Sweet, sweet vacation. It doesn't really feel like it-- I'm still wired to prepare for work again on Monday. I report to this readerless rant from Long Island, New York, as Meg and I are staying with her parents for the weekend. I've decided to give up on posting something deep and useful here and try to get into the habit of just doing this on a semi-daily basis.

I'm surrounded by people. Guess this will have to wait until later

12 February, 2007

Good evening, I think that this is beginning to look more like a non-suck site. This post is as much a test for me as it is an update for you. Let's see how else I can eliminate the suck from the site and replace it with some awesome

Please, just please, don't look at this horrid, horrid mess of a webpage. I tried to ignore this for some sixteen months, but it wouldn't work. We're in the process of re-building (hopefully).

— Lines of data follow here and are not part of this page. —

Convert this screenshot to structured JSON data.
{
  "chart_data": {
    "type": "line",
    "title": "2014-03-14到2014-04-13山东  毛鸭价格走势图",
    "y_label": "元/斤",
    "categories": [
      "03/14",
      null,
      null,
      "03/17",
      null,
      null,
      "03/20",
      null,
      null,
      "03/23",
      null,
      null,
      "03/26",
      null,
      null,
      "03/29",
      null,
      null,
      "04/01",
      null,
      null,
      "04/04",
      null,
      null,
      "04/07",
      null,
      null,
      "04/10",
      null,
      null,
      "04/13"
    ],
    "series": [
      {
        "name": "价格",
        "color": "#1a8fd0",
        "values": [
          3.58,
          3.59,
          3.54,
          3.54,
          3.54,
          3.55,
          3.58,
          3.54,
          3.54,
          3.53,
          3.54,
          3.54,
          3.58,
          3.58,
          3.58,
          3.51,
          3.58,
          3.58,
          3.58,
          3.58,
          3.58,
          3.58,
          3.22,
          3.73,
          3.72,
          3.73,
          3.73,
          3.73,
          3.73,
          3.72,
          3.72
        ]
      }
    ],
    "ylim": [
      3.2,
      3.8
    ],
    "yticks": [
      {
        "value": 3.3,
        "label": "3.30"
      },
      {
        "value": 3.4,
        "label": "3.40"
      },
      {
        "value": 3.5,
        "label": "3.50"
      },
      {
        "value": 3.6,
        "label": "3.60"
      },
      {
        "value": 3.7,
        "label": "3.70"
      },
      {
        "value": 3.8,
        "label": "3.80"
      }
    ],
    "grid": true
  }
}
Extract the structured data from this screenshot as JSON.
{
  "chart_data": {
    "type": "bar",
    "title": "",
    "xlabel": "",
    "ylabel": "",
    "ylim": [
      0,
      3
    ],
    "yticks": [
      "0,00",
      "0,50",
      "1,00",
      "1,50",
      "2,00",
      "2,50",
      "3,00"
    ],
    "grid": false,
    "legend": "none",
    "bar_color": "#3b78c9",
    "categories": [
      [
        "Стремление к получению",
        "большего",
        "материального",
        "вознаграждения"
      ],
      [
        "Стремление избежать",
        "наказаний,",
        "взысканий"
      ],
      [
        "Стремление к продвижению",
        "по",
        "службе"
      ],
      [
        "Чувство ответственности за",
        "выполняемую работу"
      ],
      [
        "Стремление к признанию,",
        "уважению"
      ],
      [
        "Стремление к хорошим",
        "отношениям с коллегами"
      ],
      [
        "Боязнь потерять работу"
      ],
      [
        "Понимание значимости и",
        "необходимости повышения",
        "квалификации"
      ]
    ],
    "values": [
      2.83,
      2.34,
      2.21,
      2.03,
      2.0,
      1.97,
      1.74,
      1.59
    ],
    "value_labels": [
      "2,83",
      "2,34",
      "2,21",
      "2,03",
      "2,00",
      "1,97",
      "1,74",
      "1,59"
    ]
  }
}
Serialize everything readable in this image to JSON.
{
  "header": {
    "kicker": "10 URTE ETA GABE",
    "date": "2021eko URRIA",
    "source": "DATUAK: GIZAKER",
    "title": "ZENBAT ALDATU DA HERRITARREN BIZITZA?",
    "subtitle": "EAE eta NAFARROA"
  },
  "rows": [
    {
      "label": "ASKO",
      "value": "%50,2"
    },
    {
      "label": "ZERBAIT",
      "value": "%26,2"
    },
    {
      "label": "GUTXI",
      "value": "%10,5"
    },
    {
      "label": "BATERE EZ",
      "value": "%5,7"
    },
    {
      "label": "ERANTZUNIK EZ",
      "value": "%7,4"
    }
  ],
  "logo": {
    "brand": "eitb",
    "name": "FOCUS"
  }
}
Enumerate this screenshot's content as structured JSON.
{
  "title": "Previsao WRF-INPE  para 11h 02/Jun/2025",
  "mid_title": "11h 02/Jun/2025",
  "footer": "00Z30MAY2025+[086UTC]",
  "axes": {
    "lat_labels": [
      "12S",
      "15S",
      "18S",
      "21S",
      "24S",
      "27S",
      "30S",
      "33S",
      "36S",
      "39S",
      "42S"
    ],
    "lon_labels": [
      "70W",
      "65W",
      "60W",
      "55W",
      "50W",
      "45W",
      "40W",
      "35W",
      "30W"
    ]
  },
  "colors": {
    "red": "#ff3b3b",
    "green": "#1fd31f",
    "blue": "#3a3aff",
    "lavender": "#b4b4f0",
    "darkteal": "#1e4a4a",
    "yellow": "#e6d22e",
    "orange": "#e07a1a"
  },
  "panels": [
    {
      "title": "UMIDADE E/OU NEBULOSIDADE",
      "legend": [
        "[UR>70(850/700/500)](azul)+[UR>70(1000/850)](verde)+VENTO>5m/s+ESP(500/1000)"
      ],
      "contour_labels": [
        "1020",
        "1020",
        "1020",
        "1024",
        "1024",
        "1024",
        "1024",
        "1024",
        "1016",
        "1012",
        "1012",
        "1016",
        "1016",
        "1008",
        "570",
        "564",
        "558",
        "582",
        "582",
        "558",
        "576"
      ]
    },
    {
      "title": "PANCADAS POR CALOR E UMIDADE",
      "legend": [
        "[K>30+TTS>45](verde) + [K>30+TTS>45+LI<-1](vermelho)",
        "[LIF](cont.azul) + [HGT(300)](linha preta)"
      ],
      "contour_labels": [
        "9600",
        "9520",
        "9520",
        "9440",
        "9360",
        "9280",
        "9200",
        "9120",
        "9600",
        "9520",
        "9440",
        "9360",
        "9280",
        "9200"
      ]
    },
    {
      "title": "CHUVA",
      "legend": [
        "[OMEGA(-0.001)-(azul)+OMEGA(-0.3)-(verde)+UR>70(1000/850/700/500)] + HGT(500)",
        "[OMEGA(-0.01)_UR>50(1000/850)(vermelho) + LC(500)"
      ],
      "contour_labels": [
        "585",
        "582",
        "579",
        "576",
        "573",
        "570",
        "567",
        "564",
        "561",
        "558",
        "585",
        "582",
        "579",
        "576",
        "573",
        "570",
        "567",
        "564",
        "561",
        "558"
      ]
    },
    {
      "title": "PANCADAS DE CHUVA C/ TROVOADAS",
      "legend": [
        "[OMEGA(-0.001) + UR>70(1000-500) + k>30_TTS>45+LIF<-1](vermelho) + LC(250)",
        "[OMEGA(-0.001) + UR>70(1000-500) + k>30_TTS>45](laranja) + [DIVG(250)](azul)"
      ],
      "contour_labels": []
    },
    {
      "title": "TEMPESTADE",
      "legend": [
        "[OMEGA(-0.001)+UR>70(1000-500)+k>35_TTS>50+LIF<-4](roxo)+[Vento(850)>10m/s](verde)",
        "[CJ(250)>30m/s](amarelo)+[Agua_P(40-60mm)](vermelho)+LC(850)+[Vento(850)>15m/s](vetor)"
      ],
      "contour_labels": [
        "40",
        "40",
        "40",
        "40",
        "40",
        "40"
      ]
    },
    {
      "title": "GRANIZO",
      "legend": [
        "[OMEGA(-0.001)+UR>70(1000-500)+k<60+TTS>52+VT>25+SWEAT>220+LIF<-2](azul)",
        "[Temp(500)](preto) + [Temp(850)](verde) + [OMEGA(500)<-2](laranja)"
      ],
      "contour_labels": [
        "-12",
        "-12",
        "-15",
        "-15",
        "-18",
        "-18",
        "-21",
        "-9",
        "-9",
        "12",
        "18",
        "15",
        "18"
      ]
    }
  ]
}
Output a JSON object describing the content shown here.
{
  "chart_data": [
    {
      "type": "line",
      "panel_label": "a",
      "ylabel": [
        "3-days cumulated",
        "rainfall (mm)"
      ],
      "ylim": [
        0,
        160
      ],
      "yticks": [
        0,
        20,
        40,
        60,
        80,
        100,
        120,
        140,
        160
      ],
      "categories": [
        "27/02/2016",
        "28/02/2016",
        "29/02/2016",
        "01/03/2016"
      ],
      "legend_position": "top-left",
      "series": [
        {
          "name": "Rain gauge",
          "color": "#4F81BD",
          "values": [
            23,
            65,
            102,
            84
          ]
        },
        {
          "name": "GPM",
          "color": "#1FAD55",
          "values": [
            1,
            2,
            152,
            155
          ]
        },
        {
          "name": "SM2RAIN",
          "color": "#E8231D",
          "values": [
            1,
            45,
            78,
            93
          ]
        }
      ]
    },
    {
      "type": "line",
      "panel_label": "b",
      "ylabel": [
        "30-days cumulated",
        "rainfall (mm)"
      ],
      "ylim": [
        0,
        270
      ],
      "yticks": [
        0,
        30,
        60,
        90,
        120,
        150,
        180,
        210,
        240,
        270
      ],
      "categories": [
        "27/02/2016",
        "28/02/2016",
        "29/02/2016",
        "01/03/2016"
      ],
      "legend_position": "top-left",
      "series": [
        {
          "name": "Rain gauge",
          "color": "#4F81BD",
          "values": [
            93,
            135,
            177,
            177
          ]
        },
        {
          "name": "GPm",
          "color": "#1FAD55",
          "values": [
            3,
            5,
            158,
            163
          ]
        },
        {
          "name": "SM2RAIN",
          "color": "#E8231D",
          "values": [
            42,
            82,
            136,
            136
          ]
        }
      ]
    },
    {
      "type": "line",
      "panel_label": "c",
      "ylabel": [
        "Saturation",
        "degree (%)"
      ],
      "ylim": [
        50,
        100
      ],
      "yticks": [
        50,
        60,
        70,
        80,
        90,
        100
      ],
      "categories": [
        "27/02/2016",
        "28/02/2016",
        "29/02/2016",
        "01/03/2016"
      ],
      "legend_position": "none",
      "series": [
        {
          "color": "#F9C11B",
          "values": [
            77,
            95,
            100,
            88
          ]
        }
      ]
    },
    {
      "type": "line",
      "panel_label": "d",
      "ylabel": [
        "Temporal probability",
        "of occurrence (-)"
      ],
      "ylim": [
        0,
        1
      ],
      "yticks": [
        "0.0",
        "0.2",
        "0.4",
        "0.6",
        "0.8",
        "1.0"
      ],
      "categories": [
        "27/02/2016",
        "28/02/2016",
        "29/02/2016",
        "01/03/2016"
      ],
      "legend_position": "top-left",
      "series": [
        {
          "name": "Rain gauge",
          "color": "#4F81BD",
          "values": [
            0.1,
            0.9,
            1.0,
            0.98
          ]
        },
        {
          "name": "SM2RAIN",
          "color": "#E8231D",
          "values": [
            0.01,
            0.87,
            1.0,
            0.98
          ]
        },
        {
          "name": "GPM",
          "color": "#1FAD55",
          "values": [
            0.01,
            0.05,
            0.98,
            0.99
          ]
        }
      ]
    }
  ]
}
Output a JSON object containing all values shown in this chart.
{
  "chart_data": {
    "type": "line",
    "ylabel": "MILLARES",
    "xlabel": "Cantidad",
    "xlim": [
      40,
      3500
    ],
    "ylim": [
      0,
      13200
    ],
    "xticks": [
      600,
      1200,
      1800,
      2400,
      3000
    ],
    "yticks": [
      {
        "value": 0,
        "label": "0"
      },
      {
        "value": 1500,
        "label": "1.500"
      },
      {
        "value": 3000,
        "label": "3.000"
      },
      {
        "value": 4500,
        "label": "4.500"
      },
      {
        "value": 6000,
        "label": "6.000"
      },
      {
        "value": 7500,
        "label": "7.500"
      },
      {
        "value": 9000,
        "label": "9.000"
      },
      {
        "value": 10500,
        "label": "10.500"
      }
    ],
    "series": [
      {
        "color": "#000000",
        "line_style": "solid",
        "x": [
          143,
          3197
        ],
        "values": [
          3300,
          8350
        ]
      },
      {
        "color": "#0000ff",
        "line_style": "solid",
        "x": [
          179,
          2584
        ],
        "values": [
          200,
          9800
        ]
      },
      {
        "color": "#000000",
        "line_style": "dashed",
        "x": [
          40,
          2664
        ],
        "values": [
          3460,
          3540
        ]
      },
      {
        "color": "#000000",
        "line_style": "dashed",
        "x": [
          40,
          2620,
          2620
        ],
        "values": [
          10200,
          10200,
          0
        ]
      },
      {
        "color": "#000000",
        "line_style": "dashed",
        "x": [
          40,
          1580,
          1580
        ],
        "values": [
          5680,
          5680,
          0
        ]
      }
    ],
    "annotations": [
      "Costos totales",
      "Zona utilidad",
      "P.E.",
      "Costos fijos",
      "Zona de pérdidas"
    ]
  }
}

As usual, my desire to be a part of the zeigeist has taken a hold of me, so I'mputting up this site again. As you can see from the previous blog, it's been a while. When I looked at this site for the first time in months, I saw how amateur it looked and vowed to fix it up (let's see just how long I actually go through on this).

First order of business is to remember how the hell I organized this crap in the first place, then to actually learn html or maybe php so that it doesn't appear that I have the skills of a talented 13-year old.

I'm tired now. Yeah, I think I'll hook-up Blogger or something.